The Cowsills In Magazines

This Cowsills song has a sad ending
Newsday Online
By Ellis Henican
January 8, 2006

There's something almost fitting about Barry Cowsill going out in a hurricane.

That's pretty much how he came in - and how he lived in between. Barry was always in the middle of some kind of storm.

He was one of the singing Cowsills, the squeaky-clean family band that was the real-life model for "The Partridge Family" TV show. With radio hits like "We Can Fly," "The Rain, the Park and Other Things" and "Hair," their exuberant pop harmonies helped make flower power safe for the American suburbs.

The Cowsills - brothers Bill, Bob, Barry and John, joined later by sister, Susan, and mother, Barbara - appeared on "The Ed Sullivan Show" and had their own network TV special.

Barry played bass and sang. With his dark, wavy hair and easy smile, he was the cute, cut-up Cowsill, a perfect cover boy for 16, Tiger Beat and the era's other teen fan magazines. There was a time - the '60s and early '70s - when thousands of American girls drifted off to sleep at night with full-color Barry Cowsill posters gazing down on them.

The truth, of course, was more complicated than the fan mags let on. Their manager-dad, an irascible Navy vet named Bud Cowsill, could be a hard-driving tyrant, and he wasn't so great with the money, it turned out. There was another Cowsill boy, Richard, who was cruelly pushed aside. And when ABC television was ready to let the Cowsill kids play themselves on a sitcom that became "The Partridge Family," Bud refused. He didn't like the idea of actress Shirley Jones playing their mom.

Bad, bad career move.

Soon enough, this wholesome family band disintegrated in predictable acrimony.

By the time I met Barry Cowsill, he was in his 40s, living on Plum Street in New Orleans with a wife and three beautiful children, working on cargo ships to get by, playing guitar and singing in small bars at night.

He still had thick, wavy hair and a real magnetic charm. But the money was ancient history. "When I turned 18," he told me, "I had a trust fund with $1,800." And fame a vaguest memory, faded with the passage of time and maybe a little too much drinking and some demons that were harder to explain.

The Barry Cowsill I got to know was a sweet and troubled guy in a world that didn't have much patience for either trait. He was warm and generous and tortured, all rolled into one. And talented to the end. The first time I saw him play, at The Kerry pub on Decatur Street, he did a brilliant one-hour set between two guys I'd never heard of. His voice was strong, and he was a shockingly deft guitarist.

"There's something in the Cowsill DNA," he shrugged when I asked why the old gang had never reunited for a lucrative ghost-band tour, beyond a couple of one-shots in their hometown of Newport, R.I. "We're not the kind of family that could run a business together long-term.
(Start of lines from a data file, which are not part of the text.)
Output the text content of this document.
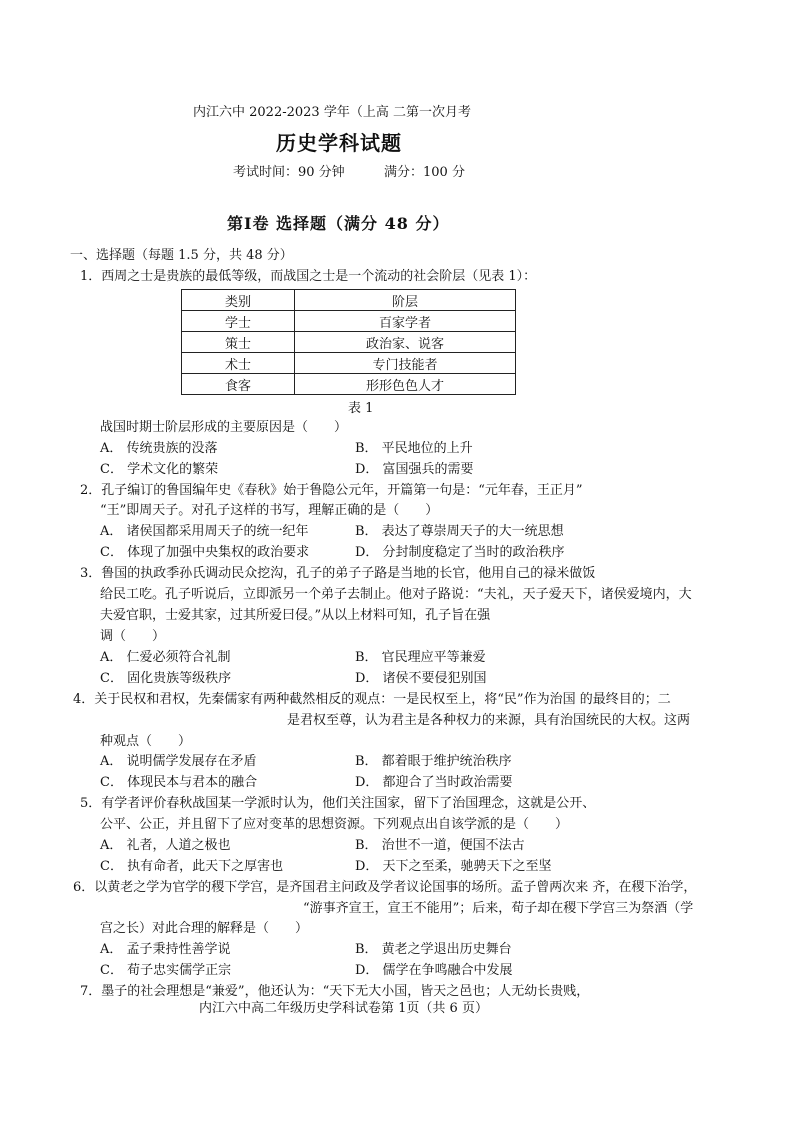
内江六中 2022-2023 学年（上高 二第一次月考
历史学科试题
考试时间：90 分钟	满分：100 分
第Ⅰ卷 选择题（满分 48 分）
一、选择题（每题 1.5 分，共 48 分）
1．西周之士是贵族的最低等级，而战国之士是一个流动的社会阶层（见表 1）：
类别	阶层
学士	百家学者
策士	政治家、说客
术士	专门技能者
食客	形形色色人才
表 1
战国时期士阶层形成的主要原因是（　　）
A． 传统贵族的没落	B． 平民地位的上升
C． 学术文化的繁荣	D． 富国强兵的需要
2．孔子编订的鲁国编年史《春秋》始于鲁隐公元年，开篇第一句是：“元年春，王正月”
“王”即周天子。对孔子这样的书写，理解正确的是（　　）
A． 诸侯国都采用周天子的统一纪年	B． 表达了尊崇周天子的大一统思想
C． 体现了加强中央集权的政治要求	D． 分封制度稳定了当时的政治秩序
3．鲁国的执政季孙氏调动民众挖沟，孔子的弟子子路是当地的长官，他用自己的禄米做饭
给民工吃。孔子听说后，立即派另一个弟子去制止。他对子路说：“夫礼，天子爱天下，诸侯爱境内，大
夫爱官职，士爱其家，过其所爱曰侵。”从以上材料可知，孔子旨在强
调（　　）
A． 仁爱必须符合礼制	B． 官民理应平等兼爱
C． 固化贵族等级秩序	D． 诸侯不要侵犯别国
4．关于民权和君权，先秦儒家有两种截然相反的观点：一是民权至上，将“民”作为治国 的最终目的；二
是君权至尊，认为君主是各种权力的来源，具有治国统民的大权。这两
种观点（　　）
A． 说明儒学发展存在矛盾	B． 都着眼于维护统治秩序
C． 体现民本与君本的融合	D． 都迎合了当时政治需要
5．有学者评价春秋战国某一学派时认为，他们关注国家，留下了治国理念，这就是公开、
公平、公正，并且留下了应对变革的思想资源。下列观点出自该学派的是（　　）
A． 礼者，人道之极也	B． 治世不一道，便国不法古
C． 执有命者，此天下之厚害也	D． 天下之至柔，驰骋天下之至坚
6．以黄老之学为官学的稷下学宫，是齐国君主问政及学者议论国事的场所。孟子曾两次来 齐，在稷下治学，
“游事齐宣王，宣王不能用”；后来，荀子却在稷下学宫三为祭酒（学
宫之长）对此合理的解释是（　　）
A． 孟子秉持性善学说	B． 黄老之学退出历史舞台
C． 荀子忠实儒学正宗	D． 儒学在争鸣融合中发展
7．墨子的社会理想是“兼爱”，他还认为：“天下无大小国，皆天之邑也；人无幼长贵贱，
内江六中高二年级历史学科试卷第 1页（共 6 页）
We're all over the place - in every imaginable way."

Barry spent the past few years bouncing between New Orleans, Newport and California. He'd recorded an album in 1998 that didn't do much. He was talking about recording another. When Hurricane Katrina hit in August, he was in New Orleans, telling his brother Bob he might join him in California.

The last anyone heard from Barry was an answering-machine message left at the home of his sister, Susan, four days after the hurricane.

"I don't know how to get out of town except wait for a bus," he said on the tape.

And then this: "I've been so ... lonely ... I hope I get in touch with you."

In the four-plus months since Barry left that message, various family members and friends searched frantically for him. Posters went up around New Orleans. Pleas were posted on the last remaining Cowsill fan sites.

No one heard anything.

Then on December 28th, a decomposing male body was found, face down in the water and mud beneath the Chartres Street Wharf near downtown New Orleans. It took more than a week, but from dental records the body was identified.

Barry Cowsill, musician, age 51.

No cause of death has been determined yet.

For a brief, shining moment in a far more innocent time, he was a real, live teenage heartthrob and a hit-making singing star. Then some storms blew in.